What would you say are three tracks on the album that you’re excited for the fans to hear and why?
“Times,” which is more of a melodic vibe where I’m just talking about my life, just giving everybody me in a different way other than rapping. “Fly Away,” cause like I said, making songs for girls is the coolest thing in the world to me. And “First Love, Pt. 2,’ which is about my child. That’s my favorite song of them all ’cause I actually got him on there.
What would you say listeners are gonna learn about you after listening to Neighborhood Hov?
For a first-time listener, I think people will say, ‘He’s very versatile, he’s not, like, a one dimension artist,’ and I think that will make people wanna hear more.
Given the COVID-19 pandemic shutting down the live music industry, how have you adapted to the current state of the world while promoting this album?
Me, I just use the time wisely. It gave me time to sit down and really reconstruct, so the pandemic didn’t really affect me that much, I actually feel like I prospered in it. It just gave me a chance to make my dopest music.
A few years ago, you, along with production duo Trackmasters, created a short film inspired by “Streets is Watching,” with you freestyling over classic beats from the album. Given the fans’ reaction and positive feedback to the film, have you ever thought about releasing other short films or trying your hand at acting, in the future?
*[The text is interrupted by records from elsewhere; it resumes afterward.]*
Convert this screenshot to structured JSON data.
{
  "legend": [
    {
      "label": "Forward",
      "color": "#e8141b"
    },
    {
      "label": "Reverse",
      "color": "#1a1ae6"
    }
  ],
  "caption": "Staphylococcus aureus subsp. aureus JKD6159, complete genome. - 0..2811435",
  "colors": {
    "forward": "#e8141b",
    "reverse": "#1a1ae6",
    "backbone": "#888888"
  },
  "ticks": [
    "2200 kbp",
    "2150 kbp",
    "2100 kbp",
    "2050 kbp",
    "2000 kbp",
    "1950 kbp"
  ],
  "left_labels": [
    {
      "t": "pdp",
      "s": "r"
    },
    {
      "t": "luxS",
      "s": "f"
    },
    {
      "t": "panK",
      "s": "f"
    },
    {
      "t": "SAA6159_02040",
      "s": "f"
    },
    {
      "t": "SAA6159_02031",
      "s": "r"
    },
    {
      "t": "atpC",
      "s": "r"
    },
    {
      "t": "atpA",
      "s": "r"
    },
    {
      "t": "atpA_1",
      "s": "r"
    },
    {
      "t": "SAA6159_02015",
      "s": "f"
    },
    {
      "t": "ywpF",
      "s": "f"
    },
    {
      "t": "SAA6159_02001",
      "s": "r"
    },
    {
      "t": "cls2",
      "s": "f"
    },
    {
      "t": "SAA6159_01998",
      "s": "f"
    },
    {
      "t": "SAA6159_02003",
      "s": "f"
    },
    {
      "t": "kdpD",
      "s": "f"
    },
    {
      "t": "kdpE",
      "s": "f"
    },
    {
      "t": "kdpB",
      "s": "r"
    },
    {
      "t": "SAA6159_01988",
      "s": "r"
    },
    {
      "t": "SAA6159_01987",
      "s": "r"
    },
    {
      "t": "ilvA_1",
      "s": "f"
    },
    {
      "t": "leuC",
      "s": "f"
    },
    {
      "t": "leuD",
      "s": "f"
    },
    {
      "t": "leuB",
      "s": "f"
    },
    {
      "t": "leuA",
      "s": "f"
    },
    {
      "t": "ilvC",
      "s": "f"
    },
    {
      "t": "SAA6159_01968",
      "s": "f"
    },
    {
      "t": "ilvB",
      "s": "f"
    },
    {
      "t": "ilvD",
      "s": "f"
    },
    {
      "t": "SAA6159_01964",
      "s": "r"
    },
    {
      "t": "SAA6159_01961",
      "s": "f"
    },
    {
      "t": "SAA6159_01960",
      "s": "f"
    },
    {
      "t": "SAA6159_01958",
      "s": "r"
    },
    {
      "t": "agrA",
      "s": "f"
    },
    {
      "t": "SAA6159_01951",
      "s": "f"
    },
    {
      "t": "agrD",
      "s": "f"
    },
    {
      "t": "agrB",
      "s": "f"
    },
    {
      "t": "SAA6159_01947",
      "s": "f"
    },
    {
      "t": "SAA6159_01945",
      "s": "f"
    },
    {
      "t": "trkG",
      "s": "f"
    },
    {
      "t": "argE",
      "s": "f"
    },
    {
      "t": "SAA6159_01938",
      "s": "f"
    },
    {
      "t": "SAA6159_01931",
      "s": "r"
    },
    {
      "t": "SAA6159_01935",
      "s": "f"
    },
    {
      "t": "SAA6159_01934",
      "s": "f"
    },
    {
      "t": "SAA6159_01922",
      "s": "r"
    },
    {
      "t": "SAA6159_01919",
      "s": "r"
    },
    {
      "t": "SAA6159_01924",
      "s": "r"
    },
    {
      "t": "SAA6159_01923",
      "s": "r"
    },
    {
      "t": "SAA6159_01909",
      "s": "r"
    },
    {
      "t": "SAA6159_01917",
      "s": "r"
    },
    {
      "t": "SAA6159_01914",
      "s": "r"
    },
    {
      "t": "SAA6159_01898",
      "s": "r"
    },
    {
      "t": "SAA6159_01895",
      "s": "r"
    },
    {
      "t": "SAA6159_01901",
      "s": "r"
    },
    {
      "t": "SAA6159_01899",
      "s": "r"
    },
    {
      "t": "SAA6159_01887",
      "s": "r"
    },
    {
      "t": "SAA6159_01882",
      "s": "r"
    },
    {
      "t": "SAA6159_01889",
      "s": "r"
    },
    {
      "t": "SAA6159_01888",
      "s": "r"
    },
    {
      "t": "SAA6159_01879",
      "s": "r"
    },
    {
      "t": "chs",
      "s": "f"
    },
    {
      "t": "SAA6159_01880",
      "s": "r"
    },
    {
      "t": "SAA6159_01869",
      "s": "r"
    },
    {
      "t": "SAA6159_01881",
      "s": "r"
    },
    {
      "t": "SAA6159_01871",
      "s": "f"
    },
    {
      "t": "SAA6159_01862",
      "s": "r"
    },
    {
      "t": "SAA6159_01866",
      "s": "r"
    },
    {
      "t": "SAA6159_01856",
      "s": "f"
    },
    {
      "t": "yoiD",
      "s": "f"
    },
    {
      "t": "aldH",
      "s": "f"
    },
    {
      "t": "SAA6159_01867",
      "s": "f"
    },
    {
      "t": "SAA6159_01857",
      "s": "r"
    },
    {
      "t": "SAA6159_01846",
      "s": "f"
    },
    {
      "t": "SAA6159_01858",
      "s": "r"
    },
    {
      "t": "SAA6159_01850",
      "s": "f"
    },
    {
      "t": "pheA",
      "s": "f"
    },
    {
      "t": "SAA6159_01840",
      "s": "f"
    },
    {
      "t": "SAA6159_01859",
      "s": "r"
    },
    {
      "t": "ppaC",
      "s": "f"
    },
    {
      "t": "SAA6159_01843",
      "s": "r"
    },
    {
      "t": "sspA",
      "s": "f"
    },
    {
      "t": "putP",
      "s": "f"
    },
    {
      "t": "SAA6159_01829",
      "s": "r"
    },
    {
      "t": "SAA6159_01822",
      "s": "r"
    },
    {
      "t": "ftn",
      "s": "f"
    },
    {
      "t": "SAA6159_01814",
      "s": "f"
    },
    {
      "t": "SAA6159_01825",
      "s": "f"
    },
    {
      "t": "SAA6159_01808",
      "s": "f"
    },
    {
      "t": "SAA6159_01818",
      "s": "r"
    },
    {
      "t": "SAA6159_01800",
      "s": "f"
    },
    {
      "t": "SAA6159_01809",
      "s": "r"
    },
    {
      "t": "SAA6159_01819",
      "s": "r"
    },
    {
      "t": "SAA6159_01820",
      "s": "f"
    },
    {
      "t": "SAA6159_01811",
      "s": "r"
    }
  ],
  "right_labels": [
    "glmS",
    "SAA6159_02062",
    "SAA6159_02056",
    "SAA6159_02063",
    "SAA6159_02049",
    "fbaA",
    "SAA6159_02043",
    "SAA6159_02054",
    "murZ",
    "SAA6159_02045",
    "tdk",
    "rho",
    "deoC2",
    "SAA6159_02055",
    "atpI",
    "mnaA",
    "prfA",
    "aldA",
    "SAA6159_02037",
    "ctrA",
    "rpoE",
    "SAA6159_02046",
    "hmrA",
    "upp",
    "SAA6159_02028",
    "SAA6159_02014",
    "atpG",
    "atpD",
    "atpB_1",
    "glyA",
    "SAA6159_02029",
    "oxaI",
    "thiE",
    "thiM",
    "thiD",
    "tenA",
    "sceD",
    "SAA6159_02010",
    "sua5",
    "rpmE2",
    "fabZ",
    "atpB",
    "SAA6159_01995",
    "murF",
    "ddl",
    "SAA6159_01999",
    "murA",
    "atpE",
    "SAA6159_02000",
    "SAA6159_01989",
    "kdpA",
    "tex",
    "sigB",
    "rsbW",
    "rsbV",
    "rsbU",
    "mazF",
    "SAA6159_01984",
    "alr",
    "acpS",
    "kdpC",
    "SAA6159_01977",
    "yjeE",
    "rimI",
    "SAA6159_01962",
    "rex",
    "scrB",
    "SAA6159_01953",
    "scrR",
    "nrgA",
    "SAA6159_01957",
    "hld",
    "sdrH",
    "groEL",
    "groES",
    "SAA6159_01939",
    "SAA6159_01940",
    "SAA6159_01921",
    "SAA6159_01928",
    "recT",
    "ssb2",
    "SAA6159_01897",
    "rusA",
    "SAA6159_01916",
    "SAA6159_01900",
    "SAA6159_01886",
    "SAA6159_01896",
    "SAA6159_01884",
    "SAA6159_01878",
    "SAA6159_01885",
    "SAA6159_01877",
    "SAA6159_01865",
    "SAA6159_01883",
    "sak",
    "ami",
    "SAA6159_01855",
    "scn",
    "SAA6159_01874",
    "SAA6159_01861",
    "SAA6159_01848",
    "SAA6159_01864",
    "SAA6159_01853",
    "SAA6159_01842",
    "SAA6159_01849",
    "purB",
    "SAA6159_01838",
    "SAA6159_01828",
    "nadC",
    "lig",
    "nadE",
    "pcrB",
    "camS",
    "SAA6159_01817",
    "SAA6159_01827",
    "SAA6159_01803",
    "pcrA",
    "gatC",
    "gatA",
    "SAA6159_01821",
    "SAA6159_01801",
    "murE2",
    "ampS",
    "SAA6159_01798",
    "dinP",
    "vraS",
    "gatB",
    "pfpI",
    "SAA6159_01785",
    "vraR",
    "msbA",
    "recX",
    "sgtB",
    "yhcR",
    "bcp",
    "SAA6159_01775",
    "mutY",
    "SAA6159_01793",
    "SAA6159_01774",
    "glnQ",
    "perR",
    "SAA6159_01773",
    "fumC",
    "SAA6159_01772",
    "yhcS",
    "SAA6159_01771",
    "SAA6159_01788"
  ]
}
Yeah, absolutely. I feel like the reason why we did that in the first place is ’cause I’m, like, a real anti-social person it’s hard to really get anything out of me so Trackmasters came up with that idea to show people my personality more. So I feel like it’s definitely something I’d do again to give the people more of my personality.
What’s next for Neek Bucks moving forward?
I got the Benny The Butcher video dropping that me and Benny shot in Buffalo. I got the Neighborhood Hov deluxe dropping. I’ve been working closely with Hitmaka to get an album done, so I got a whole bunch of music and videos on the way.
About the Hitmaka project, do you have a timetable on when people will hear the music or any other details?
Nah, not yet. I don’t have no dates for it, we just really been cooking up, vibing, knocking joints out. I wanna have at least thirty to forty songs done before I even put a date out.
How did you and Hitmaka hook up?
We linked through Billy J. Billy J works with Hitmaka closely so it just made sense for all of us to get together.